Students in Year 10 STEAM have been involved in designing, analysing, testing, making and racing a small scale Formula 1 car as a team. The cars will race on a twenty metre track powered by CO2 canisters and are capable of reaching speeds of up to eighty kilometres per hour.
This project is based on the international F1 in Schools competition, conducted annually by Re-Engineering Australia, in which over 17,000 schools in fifty-one countries compete. In Australia, over 22,000 students compete each year, with countless more completing programs inspired by the competition.
Mimicking the world of a Formula One team, teams of students follow a pathway of engineering and manufacturing disciplines: design, analyse, test, make and race. They utilise real world technology such as 3D printing, 3D CAD engineering design and virtual wind tunnel simulation software to test and manufacture their designs. The student design engineers are also required to design logos, uniforms and a team image while maintaining the College style guidelines. This project also develops skills in problem solving, project management, communication, presentation, teamwork, innovation, self reflection, collaboration, and design: skills in demand by industries worldwide.
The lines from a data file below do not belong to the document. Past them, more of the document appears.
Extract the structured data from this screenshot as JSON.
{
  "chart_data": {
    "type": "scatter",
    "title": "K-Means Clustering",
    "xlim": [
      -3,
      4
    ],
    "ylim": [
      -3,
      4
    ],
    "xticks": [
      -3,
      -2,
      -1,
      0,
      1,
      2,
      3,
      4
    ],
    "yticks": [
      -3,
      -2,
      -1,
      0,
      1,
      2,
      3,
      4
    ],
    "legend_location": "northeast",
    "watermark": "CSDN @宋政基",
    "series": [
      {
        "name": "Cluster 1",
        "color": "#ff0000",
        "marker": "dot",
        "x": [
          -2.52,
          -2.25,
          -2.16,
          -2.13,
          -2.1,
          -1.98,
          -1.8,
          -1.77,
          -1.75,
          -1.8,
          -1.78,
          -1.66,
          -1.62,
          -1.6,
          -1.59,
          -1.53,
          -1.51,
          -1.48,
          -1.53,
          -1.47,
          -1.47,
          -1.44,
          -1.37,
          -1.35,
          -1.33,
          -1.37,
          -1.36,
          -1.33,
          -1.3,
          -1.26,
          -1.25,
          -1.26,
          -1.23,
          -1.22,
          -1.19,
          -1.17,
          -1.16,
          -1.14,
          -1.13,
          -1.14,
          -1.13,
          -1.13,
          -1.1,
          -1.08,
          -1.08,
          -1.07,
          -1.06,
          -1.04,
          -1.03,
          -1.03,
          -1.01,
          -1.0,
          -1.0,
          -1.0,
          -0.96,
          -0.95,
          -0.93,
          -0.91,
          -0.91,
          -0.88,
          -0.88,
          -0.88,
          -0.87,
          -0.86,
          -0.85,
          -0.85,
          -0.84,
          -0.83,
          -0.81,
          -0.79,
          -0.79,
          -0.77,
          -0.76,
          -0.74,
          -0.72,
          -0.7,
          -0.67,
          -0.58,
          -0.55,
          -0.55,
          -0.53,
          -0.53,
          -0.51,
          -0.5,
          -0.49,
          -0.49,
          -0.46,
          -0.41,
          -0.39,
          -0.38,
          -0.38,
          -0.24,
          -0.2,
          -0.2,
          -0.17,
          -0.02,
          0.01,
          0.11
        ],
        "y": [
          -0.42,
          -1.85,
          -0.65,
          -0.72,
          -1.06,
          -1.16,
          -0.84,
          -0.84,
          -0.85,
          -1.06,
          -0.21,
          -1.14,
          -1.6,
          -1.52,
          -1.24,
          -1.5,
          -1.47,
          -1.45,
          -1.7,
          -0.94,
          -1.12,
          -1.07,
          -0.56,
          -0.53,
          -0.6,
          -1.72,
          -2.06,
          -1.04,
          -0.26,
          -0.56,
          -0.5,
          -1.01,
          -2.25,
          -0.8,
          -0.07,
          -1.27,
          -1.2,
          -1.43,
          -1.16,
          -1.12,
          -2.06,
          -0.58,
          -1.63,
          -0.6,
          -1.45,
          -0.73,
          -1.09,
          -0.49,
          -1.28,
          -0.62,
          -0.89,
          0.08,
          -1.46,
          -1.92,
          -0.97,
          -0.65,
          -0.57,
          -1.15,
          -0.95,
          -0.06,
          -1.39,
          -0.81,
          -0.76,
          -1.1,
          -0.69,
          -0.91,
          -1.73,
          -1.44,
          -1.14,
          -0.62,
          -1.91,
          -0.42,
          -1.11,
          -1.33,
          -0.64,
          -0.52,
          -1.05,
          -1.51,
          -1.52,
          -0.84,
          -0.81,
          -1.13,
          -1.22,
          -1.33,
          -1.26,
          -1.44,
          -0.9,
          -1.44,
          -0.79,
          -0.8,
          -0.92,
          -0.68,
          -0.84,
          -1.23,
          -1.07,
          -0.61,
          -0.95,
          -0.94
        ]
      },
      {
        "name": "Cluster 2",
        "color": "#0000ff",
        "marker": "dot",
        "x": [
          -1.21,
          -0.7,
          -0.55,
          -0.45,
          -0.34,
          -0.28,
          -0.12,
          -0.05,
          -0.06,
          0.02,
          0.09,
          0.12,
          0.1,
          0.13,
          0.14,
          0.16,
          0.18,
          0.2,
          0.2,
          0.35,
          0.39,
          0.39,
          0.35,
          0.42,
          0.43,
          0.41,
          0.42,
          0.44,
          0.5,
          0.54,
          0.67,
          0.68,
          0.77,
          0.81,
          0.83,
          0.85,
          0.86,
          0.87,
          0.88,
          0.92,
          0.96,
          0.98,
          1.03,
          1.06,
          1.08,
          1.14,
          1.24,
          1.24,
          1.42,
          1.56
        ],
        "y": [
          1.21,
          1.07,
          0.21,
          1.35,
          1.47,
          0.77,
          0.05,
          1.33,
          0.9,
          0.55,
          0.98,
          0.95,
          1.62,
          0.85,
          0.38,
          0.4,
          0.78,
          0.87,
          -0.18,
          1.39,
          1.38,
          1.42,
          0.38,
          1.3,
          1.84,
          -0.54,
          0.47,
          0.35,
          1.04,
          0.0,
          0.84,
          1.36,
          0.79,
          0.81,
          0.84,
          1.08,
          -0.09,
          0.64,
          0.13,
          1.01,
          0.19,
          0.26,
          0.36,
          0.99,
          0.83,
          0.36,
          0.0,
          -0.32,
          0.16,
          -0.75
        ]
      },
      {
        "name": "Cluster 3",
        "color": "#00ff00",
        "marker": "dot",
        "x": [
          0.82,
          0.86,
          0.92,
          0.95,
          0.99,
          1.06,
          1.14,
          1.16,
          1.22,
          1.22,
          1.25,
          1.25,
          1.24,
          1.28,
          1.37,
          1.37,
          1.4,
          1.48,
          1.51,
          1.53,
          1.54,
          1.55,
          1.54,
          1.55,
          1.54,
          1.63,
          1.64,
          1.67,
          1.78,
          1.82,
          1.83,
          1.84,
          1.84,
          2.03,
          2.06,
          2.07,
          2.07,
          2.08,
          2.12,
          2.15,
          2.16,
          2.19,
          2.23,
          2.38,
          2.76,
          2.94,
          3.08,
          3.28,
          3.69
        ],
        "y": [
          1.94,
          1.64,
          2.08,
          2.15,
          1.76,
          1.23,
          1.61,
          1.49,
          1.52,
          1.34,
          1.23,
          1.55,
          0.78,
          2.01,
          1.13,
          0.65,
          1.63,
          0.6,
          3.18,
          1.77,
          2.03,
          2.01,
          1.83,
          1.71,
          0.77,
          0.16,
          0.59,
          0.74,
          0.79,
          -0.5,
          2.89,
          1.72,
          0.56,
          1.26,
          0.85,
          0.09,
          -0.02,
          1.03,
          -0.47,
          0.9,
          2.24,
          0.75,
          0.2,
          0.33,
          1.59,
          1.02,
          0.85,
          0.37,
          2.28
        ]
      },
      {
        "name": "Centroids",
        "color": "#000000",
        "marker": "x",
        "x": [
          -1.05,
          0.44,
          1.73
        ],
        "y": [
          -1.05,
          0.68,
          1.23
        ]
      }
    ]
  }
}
As part of the project, each team is matched with a mentor from a university who is involved in the Formula SAE competition. Formula SAE is an international competition for university students to design, manufacture and race an electric autonomous racing car. Participation is highly regarded in many industry sectors. This year, mentors from Swinburne University, Monash University and Melbourne University are working with Siena students. Students will meet regularly online with their mentors and will present their final project to a panel of all mentors.
On Friday, 18 March, the class travelled to Melbourne University to meet with their Formula SAE team. They toured their workshop and manufacturing facility, as well as their office space. They also explored the Telstra Creative Space, a state of the art makerspace. Students then worked with individual members of the Melbourne team to share their designs and get advice for the next iteration of their cars.